Frankfurt w dni powszednie

09 Luty 2018 Czas podróży: z 18 Styczeń 2018 na 20 Styczeń 2018
Reputacja: +6554.5
Dodaj jako przyjaciela
Napisać list

Frankfurt w dni powszednie

Ten lot był jedną z najbezpieczniejszych linii lotniczych na ś wiecie - Lufthansą . Duż o miejsca na nogi i przestronne wyjś cia ewakuacyjne. Jedynym posił kiem podczas kró tkiego lotu był a dziwna kanapka, ale ich wino jest doskonał e jak zawsze. Ale moje serce od dawna zdobywają Emirates. Rozpoczę ł o się lą dowanie, samolot był jeszcze doś ć wysoko, a za oknem był o już lotnisko. Wyglą da na to, ż e nie wolno nam był o lą dować . Ale samolot nie wydawał się planować drugiego biegu, lotnisko się nie skoń czył o. Hmm. . . Lecimy, lotnisko się nie koń czy i nie koń czy. Samolot zaczą ł zdecydowanie schodzić . Jakoś dziwnie wystartował by lepiej. Za oknem pojawił się kolejny pas startowy i samolot wylą dował mię kko. Tak, wielkoś ć lotniska jest imponują ca. Potem do naszej bramy podjechał a bardzo, bardzo dł uga taksó wka. Z takim samym sukcesem samolot mó gł podjechać do hotelu. Poż egnaliś my się ze stewardesami, podeszł am do okienka celnego:

- Ilu z was?


- Przyleciał em sam - odpowiedział em.

Oficer spojrzał podejrzliwie na tł um za mną , zadał jeszcze kilka pytań i przepuś cił mnie. Nastę pny był Anton.

- Ilu z was?

- Okoł o czterdzieś ci! - Anton spał .

- Czterdzieś ci? ! - Dziewczyna przyjrzał a się tł umowi, jakby przybył Sł owik i jego 40 rabusió w. Szczerze myś lał em, ż e nasza podró ż zakoń czył a się tą odpowiedzią . Ale na szczę ś cie po 20 minutach jechaliś my taksó wką w prawdziwym europejskim korku.

Był a to podró ż sł uż bowa do centrali, aby zademonstrować swoje mini-projekty i inne konferencje.
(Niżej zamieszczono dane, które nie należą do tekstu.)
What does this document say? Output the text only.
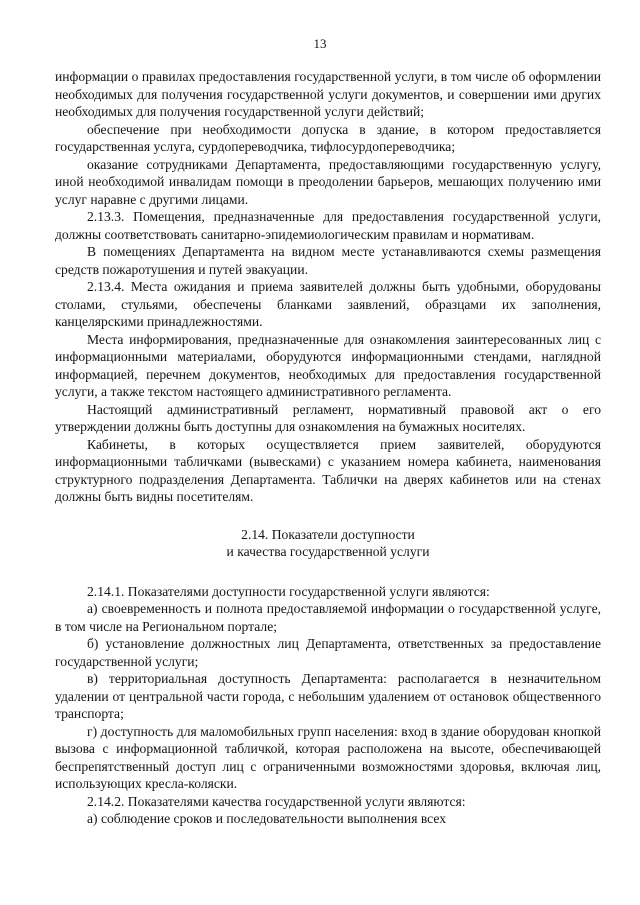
13

информации о правилах предоставления государственной услуги, в том числе об оформлении необходимых для получения государственной услуги документов, и совершении ими других необходимых для получения государственной услуги действий;

обеспечение при необходимости допуска в здание, в котором предоставляется государственная услуга, сурдопереводчика, тифлосурдопереводчика;

оказание сотрудниками Департамента, предоставляющими государственную услугу, иной необходимой инвалидам помощи в преодолении барьеров, мешающих получению ими услуг наравне с другими лицами.

2.13.3. Помещения, предназначенные для предоставления государственной услуги, должны соответствовать санитарно-эпидемиологическим правилам и нормативам.

В помещениях Департамента на видном месте устанавливаются схемы размещения средств пожаротушения и путей эвакуации.

2.13.4. Места ожидания и приема заявителей должны быть удобными, оборудованы столами, стульями, обеспечены бланками заявлений, образцами их заполнения, канцелярскими принадлежностями.

Места информирования, предназначенные для ознакомления заинтересованных лиц с информационными материалами, оборудуются информационными стендами, наглядной информацией, перечнем документов, необходимых для предоставления государственной услуги, а также текстом настоящего административного регламента.

Настоящий административный регламент, нормативный правовой акт о его утверждении должны быть доступны для ознакомления на бумажных носителях.

Кабинеты, в которых осуществляется прием заявителей, оборудуются информационными табличками (вывесками) с указанием номера кабинета, наименования структурного подразделения Департамента. Таблички на дверях кабинетов или на стенах должны быть видны посетителям.

2.14. Показатели доступности
и качества государственной услуги

2.14.1. Показателями доступности государственной услуги являются:

а) своевременность и полнота предоставляемой информации о государственной услуге, в том числе на Региональном портале;

б) установление должностных лиц Департамента, ответственных за предоставление государственной услуги;

в) территориальная доступность Департамента: располагается в незначительном удалении от центральной части города, с небольшим удалением от остановок общественного транспорта;

г) доступность для маломобильных групп населения: вход в здание оборудован кнопкой вызова с информационной табличкой, которая расположена на высоте, обеспечивающей беспрепятственный доступ лиц с ограниченными возможностями здоровья, включая лиц, использующих кресла-коляски.

2.14.2. Показателями качества государственной услуги являются:

а) соблюдение сроков и последовательности выполнения всех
Tydzień nazwano Hackweek18. Przed wyjazdem do Kijowa zajmowaliś my się wył ą cznie projektami, któ re sami wymyś liliś my w ostatnich tygodniach. Praca cał ego biura koncentrował a się na najbardziej niesamowitych innowacjach i odważ nych decyzjach. Gł ó wnym warunkiem jest to, ż e nie moż esz pracować nad projektem, nad któ rym stale pracujesz. Anton i ja zrealizowaliś my projekt, któ ry uspokaja nerwy uż ytkownika w stresują cej sytuacji. Na przykł ad podczas dwugodzinnej aktualizacji serwera uż ytkownik jest proszony o zagranie we wbudowany Tetris zamiast nudnego okna postę pu aktualizacji. Ukoronowaniem Tetrisa jest to, ż e zarabia bitcoiny i liczy ł ań cuchy blokó w bezpoś rednio podczas gry. Teraz aktualizacje serweró w spotkają się z radoś cią . Lub, jeś li w witrynie zostanie znaleziony krytyczny bł ą d, uż ytkownik natychmiast ma przycisk „Spró buj naprawić ”. Po naciś nię ciu przycisku pojawia się kucyk, któ ry pró buje naprawić serwer kluczem francuskim.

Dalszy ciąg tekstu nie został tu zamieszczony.